Look upon these young hooligans and tremble:

Did they bully some poor kid to death? Gang rape a cheerleader? Drink water from a plastic bottle?

Much worse, and you’re looking right at it:

Five students at a South Bay high school stirred up some controversy Wednesday for wearing t-shirts depicting red, white and blue American flags on Cinco de Mayo.

School officials at Live Oak High in Morgan Hill told the students they had to go home if they wouldn’t turn the shirts inside out.

One of the students said it appeared school administrators were worried the patriotic shirts could trigger fights.

Some Mexican-American students KTVU spoke with said they thought wearing red, white and blue on Cinco de Mayo was disrespectful.
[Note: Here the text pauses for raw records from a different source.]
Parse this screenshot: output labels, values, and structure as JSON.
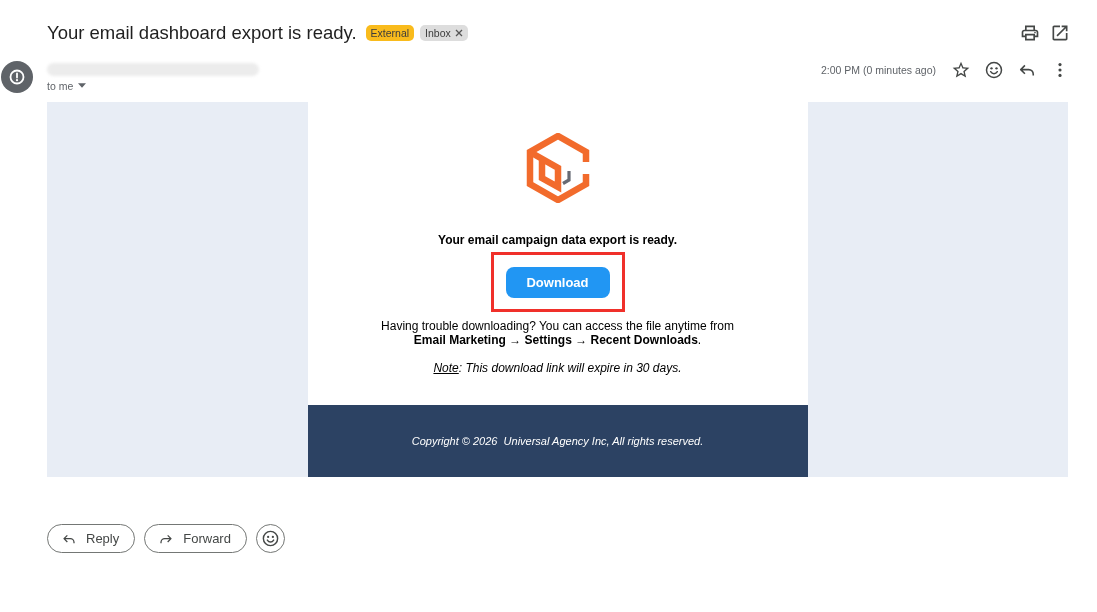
{
  "header": {
    "subject": "Your email dashboard export is ready.",
    "labels": [
      {
        "text": "External",
        "color": "#f9bb1c",
        "removable": false
      },
      {
        "text": "Inbox",
        "color": "#dddddd",
        "removable": true
      }
    ]
  },
  "message": {
    "sender_redacted": true,
    "recipient": "to me",
    "time": "2:00 PM (0 minutes ago)",
    "starred": false
  },
  "email": {
    "heading": "Your email campaign data export is ready.",
    "button": {
      "label": "Download",
      "highlighted": true
    },
    "help": "Having trouble downloading? You can access the file anytime from **Email Marketing → Settings → Recent Downloads**.",
    "note": {
      "label": "Note",
      "text": ": This download link will expire in 30 days."
    },
    "footer": "Copyright © 2026  Universal Agency Inc, All rights reserved."
  },
  "actions": [
    {
      "kind": "reply",
      "label": "Reply"
    },
    {
      "kind": "forward",
      "label": "Forward"
    },
    {
      "kind": "react"
    }
  ]
}
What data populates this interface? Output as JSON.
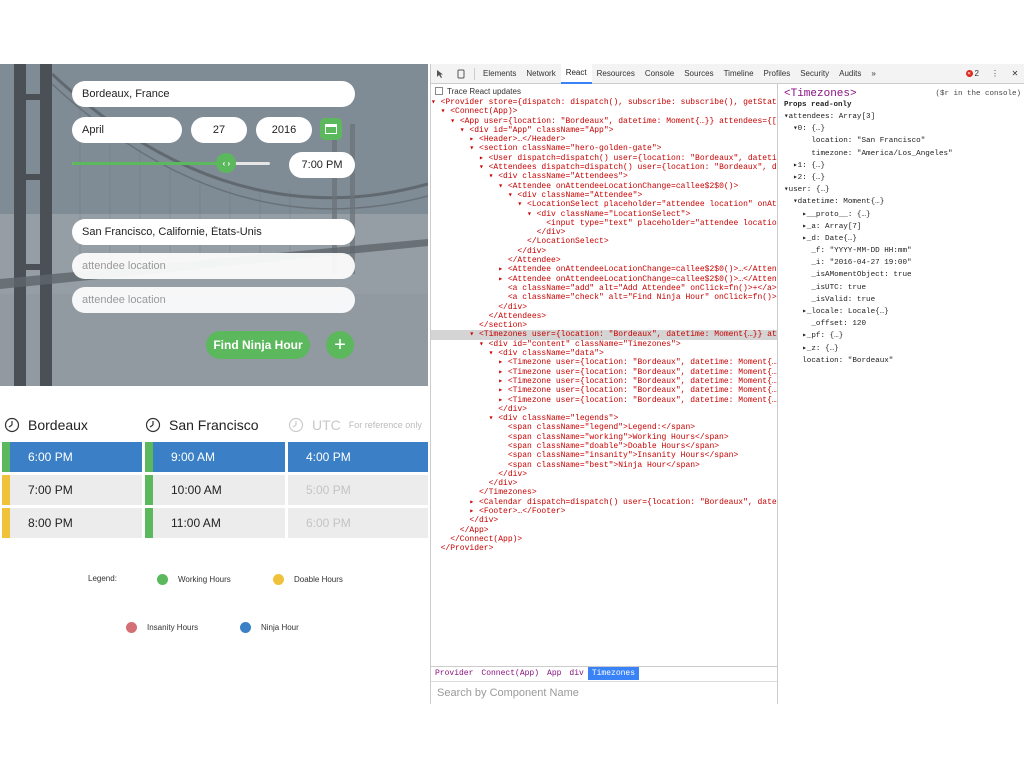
{
  "app": {
    "location": "Bordeaux, France",
    "month": "April",
    "day": "27",
    "year": "2016",
    "time": "7:00 PM",
    "slider_level": 0.78,
    "attendees": [
      {
        "value": "San Francisco, Californie, États-Unis",
        "placeholder": "attendee location"
      },
      {
        "value": "",
        "placeholder": "attendee location"
      },
      {
        "value": "",
        "placeholder": "attendee location"
      }
    ],
    "find_label": "Find Ninja Hour",
    "add_label": "+",
    "columns": [
      {
        "name": "Bordeaux",
        "ref": "",
        "times": [
          "6:00 PM",
          "7:00 PM",
          "8:00 PM"
        ],
        "bars": [
          "#5cb85c",
          "#f0c23b",
          "#f0c23b"
        ]
      },
      {
        "name": "San Francisco",
        "ref": "",
        "times": [
          "9:00 AM",
          "10:00 AM",
          "11:00 AM"
        ],
        "bars": [
          "#5cb85c",
          "#5cb85c",
          "#5cb85c"
        ]
      },
      {
        "name": "UTC",
        "ref": "For reference only",
        "times": [
          "4:00 PM",
          "5:00 PM",
          "6:00 PM"
        ],
        "bars": [
          "",
          "",
          ""
        ]
      }
    ],
    "legend": {
      "title": "Legend:",
      "working": "Working Hours",
      "doable": "Doable Hours",
      "insanity": "Insanity Hours",
      "ninja": "Ninja Hour"
    },
    "colors": {
      "accent": "#5cb85c",
      "selected": "#3b80c6",
      "doable": "#f0c23b",
      "insanity": "#d46f75"
    }
  },
  "devtools": {
    "tabs": [
      "Elements",
      "Network",
      "React",
      "Resources",
      "Console",
      "Sources",
      "Timeline",
      "Profiles",
      "Security",
      "Audits"
    ],
    "more": "»",
    "error_count": "2",
    "trace_label": "Trace React updates",
    "tree": [
      "▾ <Provider store={dispatch: dispatch(), subscribe: subscribe(), getState:",
      "  ▾ <Connect(App)>",
      "    ▾ <App user={location: \"Bordeaux\", datetime: Moment{…}} attendees={[…],",
      "      ▾ <div id=\"App\" className=\"App\">",
      "        ▸ <Header>…</Header>",
      "        ▾ <section className=\"hero-golden-gate\">",
      "          ▸ <User dispatch=dispatch() user={location: \"Bordeaux\", datetime: M",
      "          ▾ <Attendees dispatch=dispatch() user={location: \"Bordeaux\", datet",
      "            ▾ <div className=\"Attendees\">",
      "              ▾ <Attendee onAttendeeLocationChange=callee$2$0()>",
      "                ▾ <div className=\"Attendee\">",
      "                  ▾ <LocationSelect placeholder=\"attendee location\" onAttendee",
      "                    ▾ <div className=\"LocationSelect\">",
      "                        <input type=\"text\" placeholder=\"attendee location\"/>",
      "                      </div>",
      "                    </LocationSelect>",
      "                  </div>",
      "                </Attendee>",
      "              ▸ <Attendee onAttendeeLocationChange=callee$2$0()>…</Attendee>",
      "              ▸ <Attendee onAttendeeLocationChange=callee$2$0()>…</Attendee>",
      "                <a className=\"add\" alt=\"Add Attendee\" onClick=fn()>+</a>",
      "                <a className=\"check\" alt=\"Find Ninja Hour\" onClick=fn()>Find N",
      "              </div>",
      "            </Attendees>",
      "          </section>",
      "        ▾ <Timezones user={location: \"Bordeaux\", datetime: Moment{…}} attend",
      "          ▾ <div id=\"content\" className=\"Timezones\">",
      "            ▾ <div className=\"data\">",
      "              ▸ <Timezone user={location: \"Bordeaux\", datetime: Moment{…}} att",
      "              ▸ <Timezone user={location: \"Bordeaux\", datetime: Moment{…}} att",
      "              ▸ <Timezone user={location: \"Bordeaux\", datetime: Moment{…}} att",
      "              ▸ <Timezone user={location: \"Bordeaux\", datetime: Moment{…}} att",
      "              ▸ <Timezone user={location: \"Bordeaux\", datetime: Moment{…}} att",
      "              </div>",
      "            ▾ <div className=\"legends\">",
      "                <span className=\"legend\">Legend:</span>",
      "                <span className=\"working\">Working Hours</span>",
      "                <span className=\"doable\">Doable Hours</span>",
      "                <span className=\"insanity\">Insanity Hours</span>",
      "                <span className=\"best\">Ninja Hour</span>",
      "              </div>",
      "            </div>",
      "          </Timezones>",
      "        ▸ <Calendar dispatch=dispatch() user={location: \"Bordeaux\", datetime",
      "        ▸ <Footer>…</Footer>",
      "        </div>",
      "      </App>",
      "    </Connect(App)>",
      "  </Provider>"
    ],
    "highlight_index": 25,
    "breadcrumbs": [
      "Provider",
      "Connect(App)",
      "App",
      "div",
      "Timezones"
    ],
    "active_breadcrumb": 4,
    "search_placeholder": "Search by Component Name",
    "props": {
      "component": "<Timezones>",
      "hint": "($r in the console)",
      "title": "Props read-only",
      "lines": [
        "▾attendees: Array[3]",
        "  ▾0: {…}",
        "      location: \"San Francisco\"",
        "      timezone: \"America/Los_Angeles\"",
        "  ▸1: {…}",
        "  ▸2: {…}",
        "▾user: {…}",
        "  ▾datetime: Moment{…}",
        "    ▸__proto__: {…}",
        "    ▸_a: Array[7]",
        "    ▸_d: Date{…}",
        "      _f: \"YYYY-MM-DD HH:mm\"",
        "      _i: \"2016-04-27 19:00\"",
        "      _isAMomentObject: true",
        "      _isUTC: true",
        "      _isValid: true",
        "    ▸_locale: Locale{…}",
        "      _offset: 120",
        "    ▸_pf: {…}",
        "    ▸_z: {…}",
        "    location: \"Bordeaux\""
      ]
    }
  }
}
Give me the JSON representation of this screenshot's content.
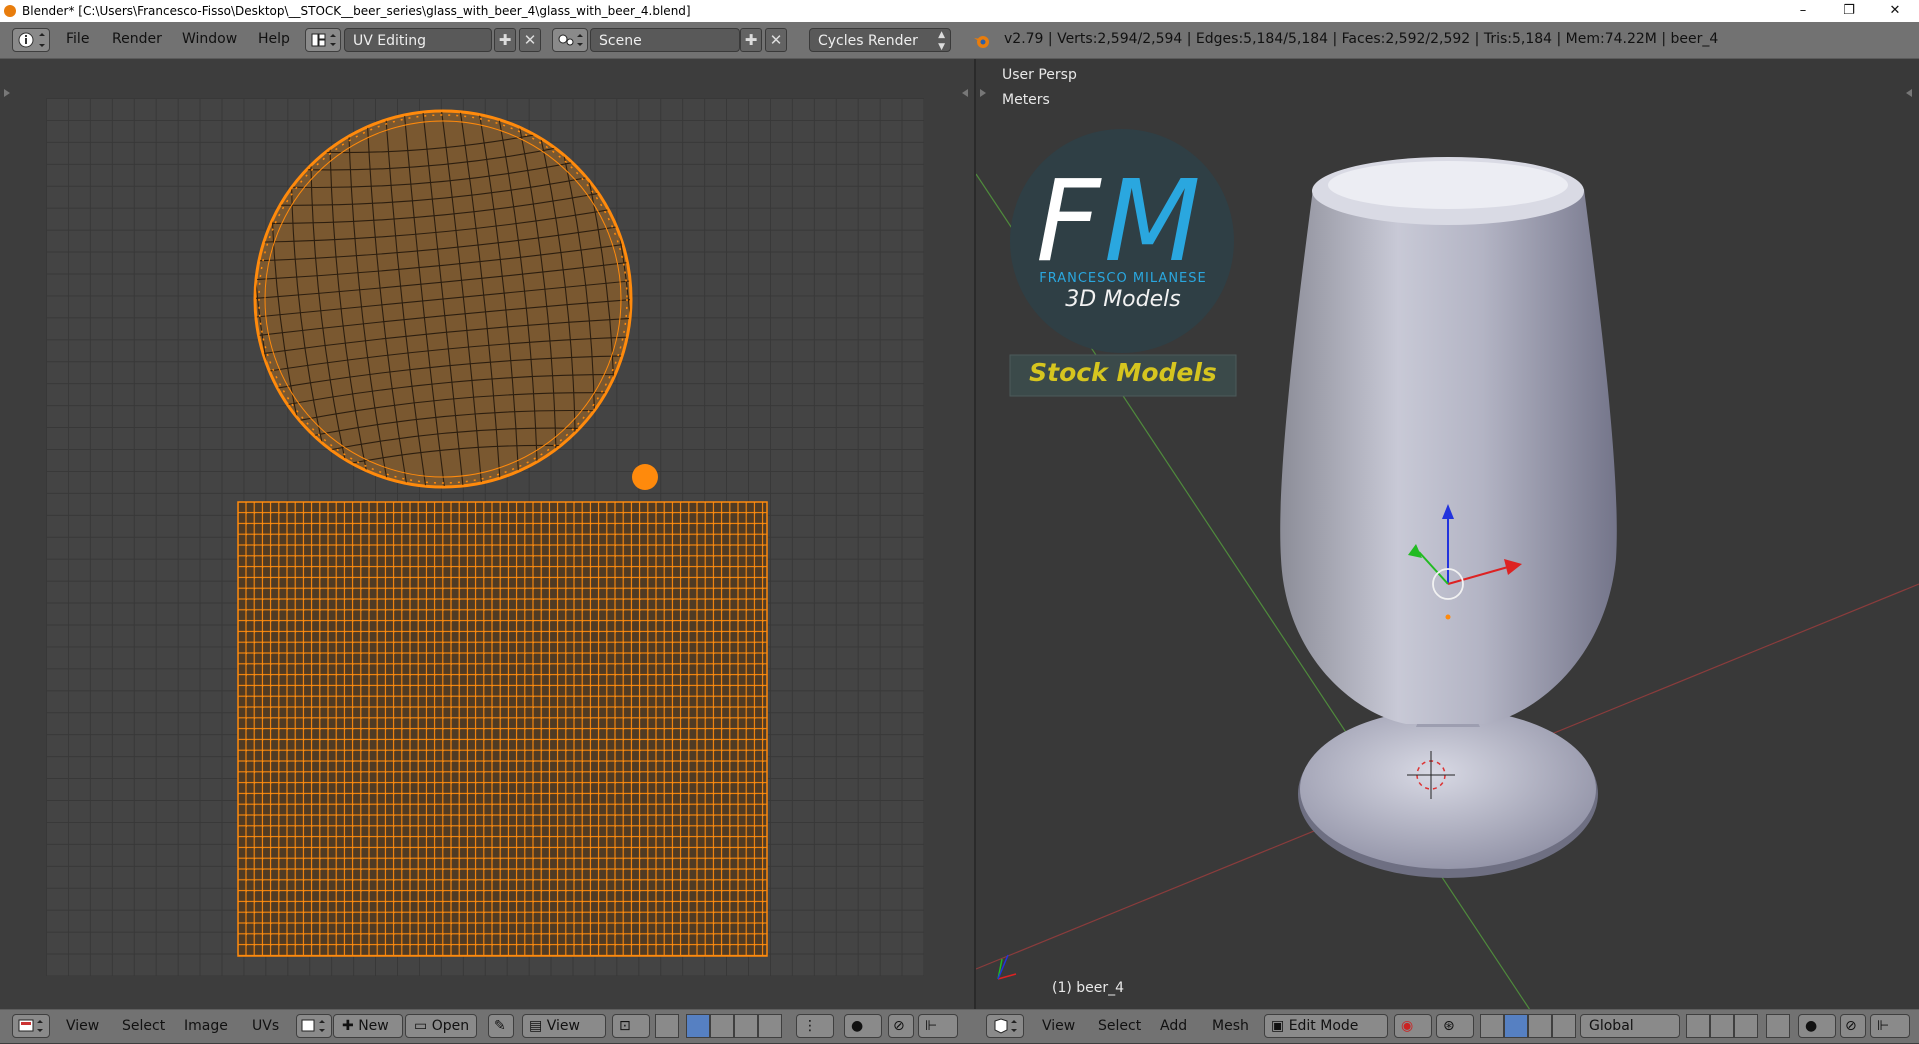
{
  "window": {
    "title": "Blender* [C:\\Users\\Francesco-Fisso\\Desktop\\__STOCK__beer_series\\glass_with_beer_4\\glass_with_beer_4.blend]",
    "minimize": "–",
    "maximize": "❐",
    "close": "✕"
  },
  "info_header": {
    "menus": [
      "File",
      "Render",
      "Window",
      "Help"
    ],
    "screen_layout": "UV Editing",
    "scene": "Scene",
    "render_engine": "Cycles Render",
    "stats": "v2.79 | Verts:2,594/2,594 | Edges:5,184/5,184 | Faces:2,592/2,592 | Tris:5,184 | Mem:74.22M | beer_4"
  },
  "uv_editor": {
    "menus": [
      "View",
      "Select",
      "Image",
      "UVs"
    ],
    "new_label": "New",
    "open_label": "Open",
    "view_label": "View"
  },
  "viewport": {
    "view_name": "User Persp",
    "units": "Meters",
    "object_label": "(1) beer_4",
    "menus": [
      "View",
      "Select",
      "Add",
      "Mesh"
    ],
    "mode": "Edit Mode",
    "orientation": "Global"
  },
  "logo": {
    "letters_f": "F",
    "letters_m": "M",
    "name": "FRANCESCO MILANESE",
    "subtitle": "3D Models",
    "banner": "Stock Models"
  },
  "colors": {
    "accent_orange": "#e8870f",
    "logo_blue": "#2aa7df",
    "banner_yellow": "#d6c51f",
    "header_gray": "#727272",
    "edit_mode_blue": "#5680c2"
  }
}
“It’s just kinda disrespectful that they would do that on this day,” said student Victoria Wright. “I mean, we don’t go around on 4th of July wearing red white and green and saying ‘Viva Mexico,’ because that’s disrespectful.”

It was Cinco de Mayo in Mexico; here it was May 5th—Søren Kierkegaard’s birthday. And what’s there to cheer about that?

To my generic Mexican-American friend, what would be disrespectful would be to wave the American flag and to chant “USA! USA!” on May 5th in Juarez. But if Mexico really wants to have California back, I think we’re just about done with it.